Being a woman who is in business is not the same thing as being a businesswoman. Not strictly speaking. The difference is in where the emphasis lies. In business I am driven by my abilities and by my determination. I compete and I take decisions by which I stand or fall.Ultimately whether I succeed or not will be determined by my business skills, by the market and, to a certain extent, by pure dumb luck. Oh, and I’m a woman.
It is true of course that even in this day and age woman do encounter obstacles which our menfolk are able to deftly pass by. A sense of incredulity at the sight of a woman who holds her own in the boardroom, the sometimes patronizing approval which comes with the assumption that we can’t be “real” entrepreneurs in our own right. We can get mad or we can humor them, but the best way to counter subconscious prejudice is always to discredit the premises on which it is based.
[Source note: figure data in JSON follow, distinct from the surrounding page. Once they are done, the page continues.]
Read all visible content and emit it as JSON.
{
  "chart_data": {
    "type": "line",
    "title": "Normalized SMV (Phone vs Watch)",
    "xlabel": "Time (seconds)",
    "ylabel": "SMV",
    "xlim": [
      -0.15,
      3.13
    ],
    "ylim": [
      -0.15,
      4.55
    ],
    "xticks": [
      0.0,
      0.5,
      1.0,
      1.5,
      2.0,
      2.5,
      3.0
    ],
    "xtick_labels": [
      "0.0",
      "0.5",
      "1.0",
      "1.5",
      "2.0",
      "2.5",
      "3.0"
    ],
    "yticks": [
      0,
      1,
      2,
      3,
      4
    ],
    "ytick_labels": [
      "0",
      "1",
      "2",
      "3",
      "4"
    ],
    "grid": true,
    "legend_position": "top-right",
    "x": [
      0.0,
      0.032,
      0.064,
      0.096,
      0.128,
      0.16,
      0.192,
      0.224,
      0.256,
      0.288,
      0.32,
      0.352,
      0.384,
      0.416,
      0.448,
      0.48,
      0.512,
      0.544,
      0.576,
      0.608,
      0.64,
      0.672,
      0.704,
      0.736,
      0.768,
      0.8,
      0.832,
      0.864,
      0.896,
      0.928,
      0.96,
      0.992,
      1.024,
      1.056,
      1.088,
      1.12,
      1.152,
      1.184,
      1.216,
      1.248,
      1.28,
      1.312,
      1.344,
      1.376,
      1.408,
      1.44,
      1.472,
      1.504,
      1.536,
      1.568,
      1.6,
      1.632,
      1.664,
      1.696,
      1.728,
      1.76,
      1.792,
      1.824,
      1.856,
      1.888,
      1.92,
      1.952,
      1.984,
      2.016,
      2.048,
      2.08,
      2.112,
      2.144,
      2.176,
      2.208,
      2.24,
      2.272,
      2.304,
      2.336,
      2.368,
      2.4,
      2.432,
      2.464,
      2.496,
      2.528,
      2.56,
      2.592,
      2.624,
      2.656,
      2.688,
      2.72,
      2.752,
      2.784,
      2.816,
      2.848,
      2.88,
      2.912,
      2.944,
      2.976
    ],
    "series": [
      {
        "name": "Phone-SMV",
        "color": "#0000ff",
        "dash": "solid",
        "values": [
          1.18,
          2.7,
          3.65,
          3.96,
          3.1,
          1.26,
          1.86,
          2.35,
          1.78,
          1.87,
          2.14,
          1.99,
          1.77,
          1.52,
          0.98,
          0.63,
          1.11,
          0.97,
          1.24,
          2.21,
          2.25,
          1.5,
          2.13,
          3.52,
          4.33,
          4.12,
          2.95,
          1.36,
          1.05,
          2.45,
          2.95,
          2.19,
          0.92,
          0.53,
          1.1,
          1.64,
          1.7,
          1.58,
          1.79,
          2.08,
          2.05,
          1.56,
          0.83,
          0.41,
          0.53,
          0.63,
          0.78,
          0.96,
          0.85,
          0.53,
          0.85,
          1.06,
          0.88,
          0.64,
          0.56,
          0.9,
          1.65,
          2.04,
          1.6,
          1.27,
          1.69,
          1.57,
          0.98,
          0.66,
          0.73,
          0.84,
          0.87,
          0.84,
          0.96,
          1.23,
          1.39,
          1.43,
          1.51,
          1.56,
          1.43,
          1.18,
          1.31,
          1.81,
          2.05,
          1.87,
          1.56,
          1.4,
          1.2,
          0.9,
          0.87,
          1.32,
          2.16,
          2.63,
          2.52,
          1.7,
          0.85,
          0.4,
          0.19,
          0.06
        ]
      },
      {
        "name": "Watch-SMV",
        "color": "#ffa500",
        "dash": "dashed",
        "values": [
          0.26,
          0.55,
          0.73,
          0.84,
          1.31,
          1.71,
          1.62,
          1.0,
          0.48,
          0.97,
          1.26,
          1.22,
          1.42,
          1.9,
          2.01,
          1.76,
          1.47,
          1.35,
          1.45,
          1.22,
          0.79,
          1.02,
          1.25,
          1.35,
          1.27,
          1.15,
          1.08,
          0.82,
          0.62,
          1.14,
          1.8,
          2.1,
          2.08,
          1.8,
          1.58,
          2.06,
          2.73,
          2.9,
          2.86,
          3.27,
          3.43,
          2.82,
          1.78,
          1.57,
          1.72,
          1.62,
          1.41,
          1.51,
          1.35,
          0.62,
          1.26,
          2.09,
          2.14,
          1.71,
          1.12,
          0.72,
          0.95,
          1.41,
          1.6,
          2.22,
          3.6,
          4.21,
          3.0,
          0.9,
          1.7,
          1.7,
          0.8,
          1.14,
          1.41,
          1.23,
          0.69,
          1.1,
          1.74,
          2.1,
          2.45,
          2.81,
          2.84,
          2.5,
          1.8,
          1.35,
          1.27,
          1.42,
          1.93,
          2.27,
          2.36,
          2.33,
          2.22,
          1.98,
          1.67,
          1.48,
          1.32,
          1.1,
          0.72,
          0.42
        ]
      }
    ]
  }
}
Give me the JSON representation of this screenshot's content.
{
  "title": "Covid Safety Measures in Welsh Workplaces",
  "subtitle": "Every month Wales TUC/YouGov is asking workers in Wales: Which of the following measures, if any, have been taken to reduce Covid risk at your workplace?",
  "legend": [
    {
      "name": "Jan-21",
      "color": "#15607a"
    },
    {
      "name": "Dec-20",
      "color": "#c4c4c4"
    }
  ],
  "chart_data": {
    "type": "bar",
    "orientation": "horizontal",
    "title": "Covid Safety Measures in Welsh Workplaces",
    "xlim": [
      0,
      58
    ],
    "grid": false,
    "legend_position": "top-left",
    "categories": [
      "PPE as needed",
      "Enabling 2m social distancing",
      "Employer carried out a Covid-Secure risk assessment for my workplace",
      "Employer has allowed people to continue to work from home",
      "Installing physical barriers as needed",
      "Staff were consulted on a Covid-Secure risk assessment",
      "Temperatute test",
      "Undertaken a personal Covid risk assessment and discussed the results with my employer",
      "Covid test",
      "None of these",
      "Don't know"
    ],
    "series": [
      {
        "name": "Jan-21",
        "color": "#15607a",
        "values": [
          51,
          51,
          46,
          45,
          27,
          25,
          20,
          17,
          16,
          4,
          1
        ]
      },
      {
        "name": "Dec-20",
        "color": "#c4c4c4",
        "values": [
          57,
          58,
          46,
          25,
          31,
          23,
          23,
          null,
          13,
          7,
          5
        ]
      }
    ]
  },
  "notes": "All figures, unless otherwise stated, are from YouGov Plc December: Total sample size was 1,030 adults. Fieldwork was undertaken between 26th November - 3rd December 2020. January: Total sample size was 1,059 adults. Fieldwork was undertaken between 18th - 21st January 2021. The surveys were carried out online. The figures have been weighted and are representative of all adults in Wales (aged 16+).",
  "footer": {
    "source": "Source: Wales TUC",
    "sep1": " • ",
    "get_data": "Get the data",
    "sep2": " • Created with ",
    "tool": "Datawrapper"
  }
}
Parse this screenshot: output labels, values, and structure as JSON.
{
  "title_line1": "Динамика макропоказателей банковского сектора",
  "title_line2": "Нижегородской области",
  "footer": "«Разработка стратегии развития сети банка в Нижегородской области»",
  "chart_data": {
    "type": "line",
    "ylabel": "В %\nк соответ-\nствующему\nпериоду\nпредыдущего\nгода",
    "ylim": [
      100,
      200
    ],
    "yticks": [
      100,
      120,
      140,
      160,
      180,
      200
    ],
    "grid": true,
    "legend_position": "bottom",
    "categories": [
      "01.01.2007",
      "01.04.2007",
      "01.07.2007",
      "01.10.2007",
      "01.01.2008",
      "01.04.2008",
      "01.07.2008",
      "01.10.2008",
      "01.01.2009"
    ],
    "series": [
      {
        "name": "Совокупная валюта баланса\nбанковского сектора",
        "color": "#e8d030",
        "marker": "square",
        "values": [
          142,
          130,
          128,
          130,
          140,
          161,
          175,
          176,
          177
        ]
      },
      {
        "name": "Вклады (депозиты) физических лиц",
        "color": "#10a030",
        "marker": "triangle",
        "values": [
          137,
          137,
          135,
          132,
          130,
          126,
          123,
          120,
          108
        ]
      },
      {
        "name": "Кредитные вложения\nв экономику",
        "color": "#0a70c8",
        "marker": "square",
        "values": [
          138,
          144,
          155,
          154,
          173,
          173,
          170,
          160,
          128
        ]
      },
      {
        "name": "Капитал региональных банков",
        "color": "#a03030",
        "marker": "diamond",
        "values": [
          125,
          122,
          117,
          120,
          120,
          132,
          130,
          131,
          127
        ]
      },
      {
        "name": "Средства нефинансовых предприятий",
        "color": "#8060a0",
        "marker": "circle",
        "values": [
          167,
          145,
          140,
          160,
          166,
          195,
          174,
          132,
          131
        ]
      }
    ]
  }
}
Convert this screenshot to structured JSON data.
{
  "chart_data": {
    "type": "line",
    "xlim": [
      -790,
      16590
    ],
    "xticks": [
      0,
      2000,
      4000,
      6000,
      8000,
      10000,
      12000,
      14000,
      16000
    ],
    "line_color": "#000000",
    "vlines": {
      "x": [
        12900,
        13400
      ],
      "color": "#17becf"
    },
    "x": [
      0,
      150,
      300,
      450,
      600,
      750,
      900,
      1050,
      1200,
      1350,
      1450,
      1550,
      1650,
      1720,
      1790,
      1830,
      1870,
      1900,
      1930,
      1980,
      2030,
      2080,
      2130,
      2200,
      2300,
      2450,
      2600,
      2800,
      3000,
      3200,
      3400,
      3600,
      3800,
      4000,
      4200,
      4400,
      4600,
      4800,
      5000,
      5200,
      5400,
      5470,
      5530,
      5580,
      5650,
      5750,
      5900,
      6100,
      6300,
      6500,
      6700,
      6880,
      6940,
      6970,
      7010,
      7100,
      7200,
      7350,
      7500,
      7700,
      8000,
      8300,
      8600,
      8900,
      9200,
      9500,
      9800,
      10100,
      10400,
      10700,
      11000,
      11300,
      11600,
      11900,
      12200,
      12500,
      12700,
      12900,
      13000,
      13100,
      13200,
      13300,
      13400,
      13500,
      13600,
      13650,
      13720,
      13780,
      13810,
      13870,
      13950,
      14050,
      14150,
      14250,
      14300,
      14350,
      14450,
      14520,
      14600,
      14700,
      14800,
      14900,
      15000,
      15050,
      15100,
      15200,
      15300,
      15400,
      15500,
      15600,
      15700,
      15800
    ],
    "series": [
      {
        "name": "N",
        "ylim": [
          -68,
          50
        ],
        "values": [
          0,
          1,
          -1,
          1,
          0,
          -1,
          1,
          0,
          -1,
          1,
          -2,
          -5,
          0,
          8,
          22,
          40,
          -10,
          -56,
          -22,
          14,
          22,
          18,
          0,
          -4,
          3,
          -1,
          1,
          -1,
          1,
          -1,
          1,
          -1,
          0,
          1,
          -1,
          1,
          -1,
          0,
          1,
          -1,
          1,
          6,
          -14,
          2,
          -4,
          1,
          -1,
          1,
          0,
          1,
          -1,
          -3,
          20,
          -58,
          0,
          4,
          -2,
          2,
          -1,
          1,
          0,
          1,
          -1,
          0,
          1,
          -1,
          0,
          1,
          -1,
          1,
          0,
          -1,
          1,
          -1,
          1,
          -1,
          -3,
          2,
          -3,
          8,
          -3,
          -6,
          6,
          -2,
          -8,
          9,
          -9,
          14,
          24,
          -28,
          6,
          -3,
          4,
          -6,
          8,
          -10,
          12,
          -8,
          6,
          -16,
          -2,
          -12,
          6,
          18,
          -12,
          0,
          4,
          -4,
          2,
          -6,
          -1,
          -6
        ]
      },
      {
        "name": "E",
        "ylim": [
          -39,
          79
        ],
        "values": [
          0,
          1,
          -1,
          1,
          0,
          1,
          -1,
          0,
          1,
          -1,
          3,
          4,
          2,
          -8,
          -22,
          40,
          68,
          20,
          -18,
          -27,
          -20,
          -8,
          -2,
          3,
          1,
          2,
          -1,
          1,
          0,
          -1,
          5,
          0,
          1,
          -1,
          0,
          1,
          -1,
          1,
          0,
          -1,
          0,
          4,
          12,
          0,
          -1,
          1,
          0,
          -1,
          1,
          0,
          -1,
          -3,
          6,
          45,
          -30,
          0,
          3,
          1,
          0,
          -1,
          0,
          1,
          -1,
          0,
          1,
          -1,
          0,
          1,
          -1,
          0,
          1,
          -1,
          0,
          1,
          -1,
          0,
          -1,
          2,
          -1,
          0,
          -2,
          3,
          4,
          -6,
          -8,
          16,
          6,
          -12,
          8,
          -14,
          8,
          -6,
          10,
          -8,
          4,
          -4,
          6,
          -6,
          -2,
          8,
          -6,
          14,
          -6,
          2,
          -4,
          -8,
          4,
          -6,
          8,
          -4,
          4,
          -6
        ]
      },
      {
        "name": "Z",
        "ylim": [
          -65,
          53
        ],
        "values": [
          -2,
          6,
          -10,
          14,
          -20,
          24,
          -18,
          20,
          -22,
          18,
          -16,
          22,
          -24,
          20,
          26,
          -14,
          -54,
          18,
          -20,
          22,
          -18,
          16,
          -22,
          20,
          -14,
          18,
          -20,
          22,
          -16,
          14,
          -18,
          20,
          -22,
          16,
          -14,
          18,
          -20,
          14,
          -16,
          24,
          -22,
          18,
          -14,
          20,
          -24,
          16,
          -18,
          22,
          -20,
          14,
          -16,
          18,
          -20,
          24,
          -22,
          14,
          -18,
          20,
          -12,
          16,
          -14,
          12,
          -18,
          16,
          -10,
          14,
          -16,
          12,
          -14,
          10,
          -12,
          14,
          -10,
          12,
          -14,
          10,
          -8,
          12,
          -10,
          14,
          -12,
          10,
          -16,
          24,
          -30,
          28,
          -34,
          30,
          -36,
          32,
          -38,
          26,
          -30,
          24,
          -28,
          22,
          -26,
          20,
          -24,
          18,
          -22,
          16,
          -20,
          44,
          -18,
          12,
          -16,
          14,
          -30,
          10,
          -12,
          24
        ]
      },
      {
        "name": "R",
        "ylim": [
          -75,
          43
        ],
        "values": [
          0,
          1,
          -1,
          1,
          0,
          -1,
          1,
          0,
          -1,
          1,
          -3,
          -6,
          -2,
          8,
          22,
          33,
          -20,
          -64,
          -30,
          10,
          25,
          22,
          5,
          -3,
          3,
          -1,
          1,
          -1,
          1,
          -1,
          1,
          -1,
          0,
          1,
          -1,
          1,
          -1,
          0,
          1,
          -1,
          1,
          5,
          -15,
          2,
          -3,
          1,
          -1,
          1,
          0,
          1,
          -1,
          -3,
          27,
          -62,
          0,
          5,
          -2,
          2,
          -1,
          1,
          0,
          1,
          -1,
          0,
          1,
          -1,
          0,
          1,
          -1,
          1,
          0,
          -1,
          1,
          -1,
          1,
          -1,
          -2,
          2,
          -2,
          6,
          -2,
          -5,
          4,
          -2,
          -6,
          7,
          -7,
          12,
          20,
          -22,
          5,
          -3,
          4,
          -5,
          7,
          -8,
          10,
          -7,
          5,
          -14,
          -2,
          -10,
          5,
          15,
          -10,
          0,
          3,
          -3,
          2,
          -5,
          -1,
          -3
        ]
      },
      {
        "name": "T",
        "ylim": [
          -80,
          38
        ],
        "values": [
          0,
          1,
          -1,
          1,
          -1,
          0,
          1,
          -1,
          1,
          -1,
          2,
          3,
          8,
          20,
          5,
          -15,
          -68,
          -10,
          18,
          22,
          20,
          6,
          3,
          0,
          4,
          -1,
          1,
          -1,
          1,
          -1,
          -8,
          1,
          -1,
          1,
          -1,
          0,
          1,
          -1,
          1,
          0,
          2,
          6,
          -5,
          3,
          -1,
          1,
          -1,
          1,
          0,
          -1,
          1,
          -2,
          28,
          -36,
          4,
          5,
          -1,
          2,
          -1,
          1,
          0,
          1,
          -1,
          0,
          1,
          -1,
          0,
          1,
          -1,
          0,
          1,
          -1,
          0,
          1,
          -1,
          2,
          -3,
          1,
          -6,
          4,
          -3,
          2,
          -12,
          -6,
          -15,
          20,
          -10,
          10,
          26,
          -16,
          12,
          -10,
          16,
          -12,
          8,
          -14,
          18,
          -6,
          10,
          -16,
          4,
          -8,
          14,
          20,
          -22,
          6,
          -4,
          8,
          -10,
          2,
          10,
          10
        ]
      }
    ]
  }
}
Our Contribution to Business Is Big and Growing
Statistics show that 39% of businesses in the US are owned by women. This falls to 20% when we are talking about companies with an annual revenue of $1 dollars or more. Clearly then there is a long way to go, but we can look at it another way and celebrate the fact that the number of female entrepreneurs has increased by a whopping 114% in just twenty years. Clearly sisters are doing it.
The roles we have traditionally played, and had to juggle, has meant that women have become natural multi-taskers almost as part of our DNA. Our ability to balance the demands of family life with work gives us a unique perspective on running a business.